LG Electronics is planning to raise more than KRW1 trillion (sources put the figure at around US$940 million) through a share issue, in order to raise funds to bolster its core businesses – including its struggling smartphone division.
According to the Financial Times, the company saw its share price fall by more than 10 percent following the announcement.
The South Korea-based electronics giant said that: “the stock sale is aimed at securing financing for investment in our core businesses. We plan to revive our global competitiveness in key areas such as smartphones through steady investment.”

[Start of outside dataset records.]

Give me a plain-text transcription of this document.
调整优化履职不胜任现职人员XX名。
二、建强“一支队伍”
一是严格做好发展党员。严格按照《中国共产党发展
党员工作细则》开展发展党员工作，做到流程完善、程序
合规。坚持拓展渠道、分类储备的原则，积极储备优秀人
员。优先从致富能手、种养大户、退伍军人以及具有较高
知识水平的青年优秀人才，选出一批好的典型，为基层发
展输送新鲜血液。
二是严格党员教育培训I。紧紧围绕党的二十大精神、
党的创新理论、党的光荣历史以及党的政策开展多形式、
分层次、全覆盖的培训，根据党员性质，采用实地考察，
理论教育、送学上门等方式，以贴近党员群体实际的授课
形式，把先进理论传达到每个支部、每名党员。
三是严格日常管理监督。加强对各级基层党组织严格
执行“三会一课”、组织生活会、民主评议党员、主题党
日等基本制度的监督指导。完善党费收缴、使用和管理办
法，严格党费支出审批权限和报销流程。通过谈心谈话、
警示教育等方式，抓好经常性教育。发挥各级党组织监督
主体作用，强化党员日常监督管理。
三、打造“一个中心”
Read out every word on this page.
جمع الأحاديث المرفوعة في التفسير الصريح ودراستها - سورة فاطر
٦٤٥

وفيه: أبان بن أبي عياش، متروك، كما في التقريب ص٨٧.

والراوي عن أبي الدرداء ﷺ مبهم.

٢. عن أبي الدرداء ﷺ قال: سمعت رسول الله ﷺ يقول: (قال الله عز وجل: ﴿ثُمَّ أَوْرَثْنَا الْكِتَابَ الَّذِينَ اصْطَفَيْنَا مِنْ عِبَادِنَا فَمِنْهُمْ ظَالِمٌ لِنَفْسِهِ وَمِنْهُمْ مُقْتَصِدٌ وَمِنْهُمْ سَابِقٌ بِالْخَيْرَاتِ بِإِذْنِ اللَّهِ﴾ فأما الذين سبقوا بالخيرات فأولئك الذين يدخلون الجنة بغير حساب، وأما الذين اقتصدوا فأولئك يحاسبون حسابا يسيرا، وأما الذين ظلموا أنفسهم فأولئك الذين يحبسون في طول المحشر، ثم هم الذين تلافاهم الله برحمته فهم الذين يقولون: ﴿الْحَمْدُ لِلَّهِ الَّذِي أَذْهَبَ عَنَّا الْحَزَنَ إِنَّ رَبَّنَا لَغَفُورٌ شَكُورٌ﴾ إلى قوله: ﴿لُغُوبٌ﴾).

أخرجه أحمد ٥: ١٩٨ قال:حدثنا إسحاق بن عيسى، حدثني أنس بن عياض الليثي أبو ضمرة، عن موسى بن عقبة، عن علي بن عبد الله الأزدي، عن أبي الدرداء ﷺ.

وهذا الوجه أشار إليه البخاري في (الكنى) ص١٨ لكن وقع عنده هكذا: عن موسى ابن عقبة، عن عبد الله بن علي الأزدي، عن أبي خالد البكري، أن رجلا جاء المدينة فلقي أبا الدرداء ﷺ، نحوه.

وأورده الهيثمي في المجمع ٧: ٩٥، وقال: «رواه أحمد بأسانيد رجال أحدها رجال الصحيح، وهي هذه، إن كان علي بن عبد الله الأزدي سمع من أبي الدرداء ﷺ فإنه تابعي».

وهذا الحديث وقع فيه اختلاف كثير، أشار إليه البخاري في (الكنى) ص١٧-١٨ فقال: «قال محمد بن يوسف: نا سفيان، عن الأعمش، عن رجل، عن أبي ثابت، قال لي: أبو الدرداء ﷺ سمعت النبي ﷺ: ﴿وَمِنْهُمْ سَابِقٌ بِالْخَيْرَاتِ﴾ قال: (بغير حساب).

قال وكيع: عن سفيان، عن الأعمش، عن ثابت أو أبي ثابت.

The company reported a loss of KRW414 billion (US$367 million) for the third quarter of 2011, compared to a profit of KRW7.6 billion a year ago, on sales which fell 4 percent to KRW12.90 trillion. Its mobile division reported a loss of KRW138.8 billion, with a KRW139.9 billion loss from handset sales, on sales which fell 8.5 percent to KRW2.8 trillion.
According to research firm ABI, LG is also set to lose its third place in the global handset market to Chinese rival ZTE in the near future, with the companies having similar market shares in the third quarter of 2011. LG has been widely criticised for being slow to recognise the potential of smartphones, as the market shifted away from the feature phones on which it had built its success.
Chung Yun Sik, the chief investment officer for equities at ING Investment Management Korea, told Bloomberg that it is still unclear how the company intends spending the new cash: “without a clear explanation, there won’t likely be an immediate rebound in the stock price.”
Ratings firm Fitch also cut LG’s outlook earlier this week, stating that it is unlikely to return to competitiveness in the short term.